Il D.Lgs. n. 231 - nella sua versione originaria - limitava la responsabilità dell'ente, per i reati commessi nel suo interesse o a suo vantaggio, a poche ipotesi delittuose: la malversazione a danno dello Stato, l'indebita percezione di erogazioni a danno dello Stato, la truffa a danno dello Stato o di un ente pubblico o per il conseguimento di erogazioni pubbliche, la frode informatica in danno dello Stato o di un ente pubblico ed ancora la concussione e la corruzione (art. 25). A questo primo gruppo di delitti sono stati aggiunti, all'art. 25 bis (ex art. 6 del D.Lgs. n. 350/2001), quelli in materia di falsità in monete, in carte di pubblico credito e in valori di bollo; all'art. 25 ter, taluni reati societari (ex art. 3 del D.Lgs. n. 61/2002); all'art. 25 quater (ex art. 3 della l. 14.1.2003, n. 7) i delitti con finalità di terrorismo o di eversione dell'ordine democratico; all'art. 25 quinquies (ex art. 5 della l. 11.8.2003, n. 228) i delitti contro la personalità individuale; infine (per il momento), all'art. 25 sexies (ex art. 9 della l. 18.4.2003, n. 62) i reati di abuso di informazioni privilegiate e di manipolazione del mercato.

L'essenziale relazione logica e fattuale tra il reato (presupposto) e la sua commissione nell'interesse o a vantaggio dell'ente ha suggerito, nella costruzione di gran parte dei codici di comportamento redatti dalle associazioni di categoria, la condivisibile idea di distinguere i reati presupposto in reati “comuni”, perché possibili sviluppi accadimentali di qualunque gestione imprenditoriale, e reati “peculiari”, in quanto tipici di certa attività aziendale di produzione piuttosto che di altre. Alla prima categoria potranno essere ricondotti per esempio, i reati di corruzione e quelli societari previsti all'art. 25 ter; nella seconda, la concussione o la truffa ai danni dello Stato, nel caso di pubblico servizio reso dalla mano privata. Ciò comporta che ogni ente, se mira all'esenzione da responsabilità ex art. 6, deve realizzare una mappatura dell'impresa e dell'azienda, rappresentante il sistema organizzativo-gestionale, per rilevare le zone a rischio di verificazione di reati.
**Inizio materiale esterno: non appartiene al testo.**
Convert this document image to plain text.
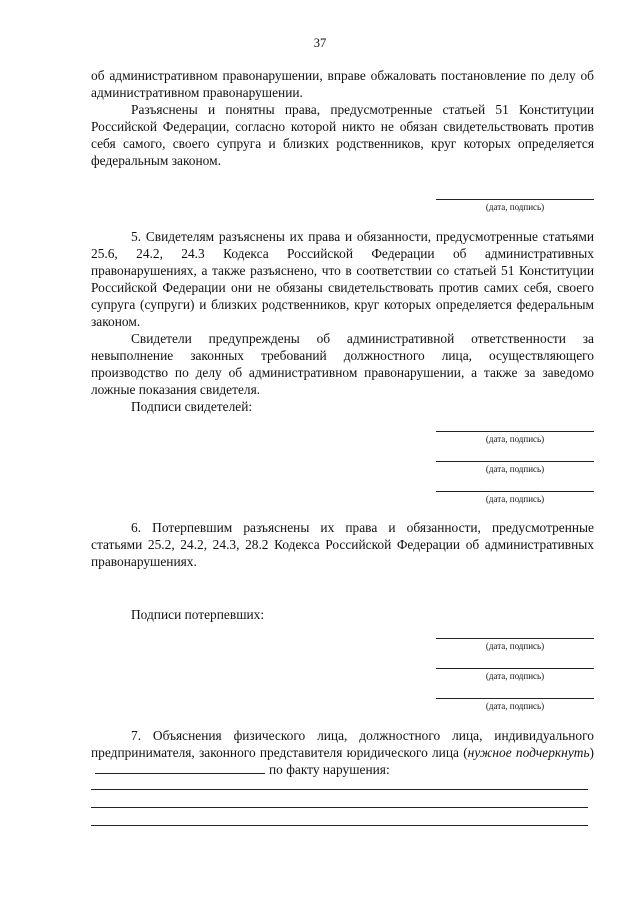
37

об административном правонарушении, вправе обжаловать постановление по делу об административном правонарушении.

Разъяснены и понятны права, предусмотренные статьей 51 Конституции Российской Федерации, согласно которой никто не обязан свидетельствовать против себя самого, своего супруга и близких родственников, круг которых определяется федеральным законом.

(дата, подпись)

5. Свидетелям разъяснены их права и обязанности, предусмотренные статьями 25.6, 24.2, 24.3 Кодекса Российской Федерации об административных правонарушениях, а также разъяснено, что в соответствии со статьей 51 Конституции Российской Федерации они не обязаны свидетельствовать против самих себя, своего супруга (супруги) и близких родственников, круг которых определяется федеральным законом.

Свидетели предупреждены об административной ответственности за невыполнение законных требований должностного лица, осуществляющего производство по делу об административном правонарушении, а также за заведомо ложные показания свидетеля.

Подписи свидетелей:

(дата, подпись)
(дата, подпись)
(дата, подпись)

6. Потерпевшим разъяснены их права и обязанности, предусмотренные статьями 25.2, 24.2, 24.3, 28.2 Кодекса Российской Федерации об административных правонарушениях.

Подписи потерпевших:

(дата, подпись)
(дата, подпись)
(дата, подпись)

7. Объяснения физического лица, должностного лица, индивидуального предпринимателя, законного представителя юридического лица (нужное подчеркнуть)по факту нарушения:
La realizzazione di un modello fortemente tipizzato nella previsione delle condotte aziendali e la sua perfetta corrispondenza alle richieste del D.Lgs. 231 (avendo superato il codice di comportamento cui aderisce il controllo del Ministero della Giustizia) dovrebbero infatti togliere spazio alle valutazioni del giudicante, facendo scattare, in una sorta di originale e anomala presunzione ordinariamente insuperabile, il meccanismo di esonero da responsabilità per l'ente.